Isto tudo para dizer que ninguém aqui que confia na ciência moderna insulta ou menoriza o conhecimento antigo, antes pelo contrário, respeita-o muito até porque muito conhecimento ainda hoje é perfeitamente actual. Mas enquadra-o sempre na devida época. E peço novamente muitas desculpas, mas a época em que vivemos não é a das previsões de um ano inteiro do Borda de Água. Eram óptimas para o meu avô mas ver  hoje nelas qualquer utilidade chega a roçar o insulto a qualquer pessoa que estude ou apenas se interesse pela meteorologia nos dias de hoje. Infelizmente nem o Borda de água nem absolutamente ninguém consegue fazer esse tipo de previsões a um ano de distância para determinados dias.

A questão aqui é que isto não me chega a enervar porque eu acho que você não está sequer a ser honesto consigo próprio. Pegue lá no Borda de Água e leia tudo o que está para trás neste anos de 2009 e diga-me se está realmente a ser honesto consigo. Não está. Você sabe que as previsões são coisas vagas, tão vagas que nem sabemos que vento se refere, a que local. É no norte ? É no sul ? Muitas das previsões usam frases como "tempo brusco" seja lá o que isso for. 

Ainda sobre o que escreveu, mão amiga fez-me chegar uma copia do Borda de Água acerca da sua mensagem. E há aqui qualquer coisa que não está bem. Afinal a Lua cheia de 9 de Maio diz "Tempo brusco", e a tal previsão de "Ventos e Trovoadas" é para o quarto minguante a 17 de Maio. Mas afinal o que se passa aqui ? Está a brincar connosco ? Quero crer e desejo que foi apenas distracção sua e não alguma coisa mal intencionada ou brincadeira de mau gosto.

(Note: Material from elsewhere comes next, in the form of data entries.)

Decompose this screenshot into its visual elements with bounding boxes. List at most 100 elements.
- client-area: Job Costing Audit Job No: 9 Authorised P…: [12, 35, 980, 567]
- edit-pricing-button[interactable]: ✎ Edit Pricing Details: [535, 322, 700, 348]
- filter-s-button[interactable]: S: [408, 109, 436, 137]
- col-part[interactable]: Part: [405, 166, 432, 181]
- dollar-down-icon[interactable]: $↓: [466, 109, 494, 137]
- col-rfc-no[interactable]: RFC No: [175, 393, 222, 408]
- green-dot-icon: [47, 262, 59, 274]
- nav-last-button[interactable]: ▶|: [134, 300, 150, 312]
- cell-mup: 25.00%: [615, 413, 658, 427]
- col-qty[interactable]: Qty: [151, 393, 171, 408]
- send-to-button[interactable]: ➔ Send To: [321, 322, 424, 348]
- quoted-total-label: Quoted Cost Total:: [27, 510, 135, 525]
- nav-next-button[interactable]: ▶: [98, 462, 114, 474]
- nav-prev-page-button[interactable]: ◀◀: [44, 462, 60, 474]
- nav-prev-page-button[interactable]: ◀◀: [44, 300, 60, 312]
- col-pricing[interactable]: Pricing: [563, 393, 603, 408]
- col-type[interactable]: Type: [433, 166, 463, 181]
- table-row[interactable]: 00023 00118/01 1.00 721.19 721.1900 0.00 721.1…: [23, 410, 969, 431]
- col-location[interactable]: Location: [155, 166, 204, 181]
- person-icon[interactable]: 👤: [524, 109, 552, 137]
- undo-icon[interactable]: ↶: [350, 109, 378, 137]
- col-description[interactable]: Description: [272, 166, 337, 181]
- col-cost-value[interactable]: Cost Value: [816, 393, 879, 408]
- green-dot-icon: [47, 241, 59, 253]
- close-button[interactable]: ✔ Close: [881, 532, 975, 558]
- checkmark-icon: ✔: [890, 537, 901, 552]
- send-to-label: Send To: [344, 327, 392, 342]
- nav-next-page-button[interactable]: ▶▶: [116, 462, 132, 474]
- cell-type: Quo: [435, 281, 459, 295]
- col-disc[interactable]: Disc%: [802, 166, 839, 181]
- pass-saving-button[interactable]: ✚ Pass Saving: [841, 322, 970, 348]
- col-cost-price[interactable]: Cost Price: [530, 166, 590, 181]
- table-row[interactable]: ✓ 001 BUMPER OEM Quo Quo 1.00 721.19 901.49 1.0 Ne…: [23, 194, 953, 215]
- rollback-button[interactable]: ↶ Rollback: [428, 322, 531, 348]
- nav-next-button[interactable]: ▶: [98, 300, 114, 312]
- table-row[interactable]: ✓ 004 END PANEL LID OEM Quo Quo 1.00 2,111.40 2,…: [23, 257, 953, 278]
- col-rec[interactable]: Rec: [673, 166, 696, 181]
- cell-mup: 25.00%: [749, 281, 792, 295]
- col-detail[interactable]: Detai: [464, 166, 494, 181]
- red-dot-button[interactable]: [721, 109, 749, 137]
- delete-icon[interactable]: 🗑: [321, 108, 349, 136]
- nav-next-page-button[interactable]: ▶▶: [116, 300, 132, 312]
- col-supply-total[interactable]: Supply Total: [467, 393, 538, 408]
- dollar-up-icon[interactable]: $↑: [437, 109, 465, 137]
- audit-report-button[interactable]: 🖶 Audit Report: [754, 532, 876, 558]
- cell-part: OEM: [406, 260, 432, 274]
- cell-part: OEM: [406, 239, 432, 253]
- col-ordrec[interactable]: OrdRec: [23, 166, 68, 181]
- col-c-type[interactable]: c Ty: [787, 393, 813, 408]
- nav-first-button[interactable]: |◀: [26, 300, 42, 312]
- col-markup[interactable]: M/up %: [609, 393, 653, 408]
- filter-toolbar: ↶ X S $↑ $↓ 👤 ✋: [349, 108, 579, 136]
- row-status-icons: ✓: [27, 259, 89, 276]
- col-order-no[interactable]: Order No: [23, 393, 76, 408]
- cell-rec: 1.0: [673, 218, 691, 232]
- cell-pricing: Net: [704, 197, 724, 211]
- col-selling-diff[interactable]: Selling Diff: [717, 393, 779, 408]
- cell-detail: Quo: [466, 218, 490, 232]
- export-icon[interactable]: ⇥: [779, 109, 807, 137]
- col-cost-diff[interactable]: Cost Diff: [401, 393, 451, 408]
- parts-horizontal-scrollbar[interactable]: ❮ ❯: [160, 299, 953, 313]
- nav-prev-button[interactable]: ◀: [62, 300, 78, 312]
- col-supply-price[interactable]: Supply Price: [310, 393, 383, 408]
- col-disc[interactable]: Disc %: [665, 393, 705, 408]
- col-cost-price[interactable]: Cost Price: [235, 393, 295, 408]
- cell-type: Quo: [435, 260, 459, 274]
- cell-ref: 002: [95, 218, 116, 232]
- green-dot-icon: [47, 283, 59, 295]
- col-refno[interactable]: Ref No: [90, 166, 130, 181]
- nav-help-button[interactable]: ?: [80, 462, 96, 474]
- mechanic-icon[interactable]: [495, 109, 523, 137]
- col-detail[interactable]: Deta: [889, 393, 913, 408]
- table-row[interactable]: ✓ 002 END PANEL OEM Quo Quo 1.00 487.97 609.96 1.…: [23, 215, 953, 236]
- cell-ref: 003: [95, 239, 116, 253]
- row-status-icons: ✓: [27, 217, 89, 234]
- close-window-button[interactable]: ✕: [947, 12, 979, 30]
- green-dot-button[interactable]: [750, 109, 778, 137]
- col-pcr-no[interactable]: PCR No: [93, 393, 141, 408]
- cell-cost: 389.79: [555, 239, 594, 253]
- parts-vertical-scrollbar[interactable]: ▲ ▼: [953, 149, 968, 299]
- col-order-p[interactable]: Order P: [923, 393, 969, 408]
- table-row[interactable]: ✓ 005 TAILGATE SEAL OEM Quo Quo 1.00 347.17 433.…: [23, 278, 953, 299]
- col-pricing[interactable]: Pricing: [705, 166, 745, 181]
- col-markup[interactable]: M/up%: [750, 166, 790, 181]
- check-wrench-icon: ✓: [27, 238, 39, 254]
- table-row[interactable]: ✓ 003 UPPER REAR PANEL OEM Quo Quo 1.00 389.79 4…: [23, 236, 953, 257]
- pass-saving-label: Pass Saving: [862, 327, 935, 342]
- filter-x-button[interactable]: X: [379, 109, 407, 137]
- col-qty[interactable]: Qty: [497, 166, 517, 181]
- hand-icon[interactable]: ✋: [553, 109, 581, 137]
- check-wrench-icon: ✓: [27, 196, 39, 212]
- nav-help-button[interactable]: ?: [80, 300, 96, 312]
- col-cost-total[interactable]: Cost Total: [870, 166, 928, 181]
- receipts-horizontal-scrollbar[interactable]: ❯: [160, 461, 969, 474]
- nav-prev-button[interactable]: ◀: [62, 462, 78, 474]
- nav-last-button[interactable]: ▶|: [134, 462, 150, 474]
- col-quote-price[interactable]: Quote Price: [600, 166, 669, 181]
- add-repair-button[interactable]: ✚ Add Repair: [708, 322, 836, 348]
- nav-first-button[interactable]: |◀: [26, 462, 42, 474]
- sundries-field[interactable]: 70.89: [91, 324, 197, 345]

Para finalizar caro Aristocrata. Muitas centenas de milhar de pequenos agricultores em Portugal têm na sua mesinha de cabeceira o Borda de Água e seguem-no como uma pequena Bíblia. Mas eu sou daqueles que luto para que este não seja um país de «borda de água» (no que às previsões diz respeito que como almanaque é excelente) eu quero que seja um país moderno em que até os pequenos agricultores saibam usar as ferramentas que têm ao seu dispor para melhor gerirem a sua actividade. É por isso que eu luto, e muitos outros aqui, e esse será sempre o objectivo deste fórum, um fórum de ciência e não de pseudo-ciência.


----------



## Aristocrata (10 Mai 2009 às 19:13)

Vou voltar ao tema porque merece uma resposta
Eu tenho um interesse na meteorologia - não como profissional nem como amador mas como entusiasta. Não tenho formação na area - apenas observo e leio sobre os temas da meteorologia. Fascina-me o avanço da ciência e, em particular, da meteorologia.
Os avanços da meteorologia são um bem para a humanidade. E como tal estão em constante mudança, com a agregação de novos dados, novas observações e sendo assim é uma ciência viva ao contrário de outras.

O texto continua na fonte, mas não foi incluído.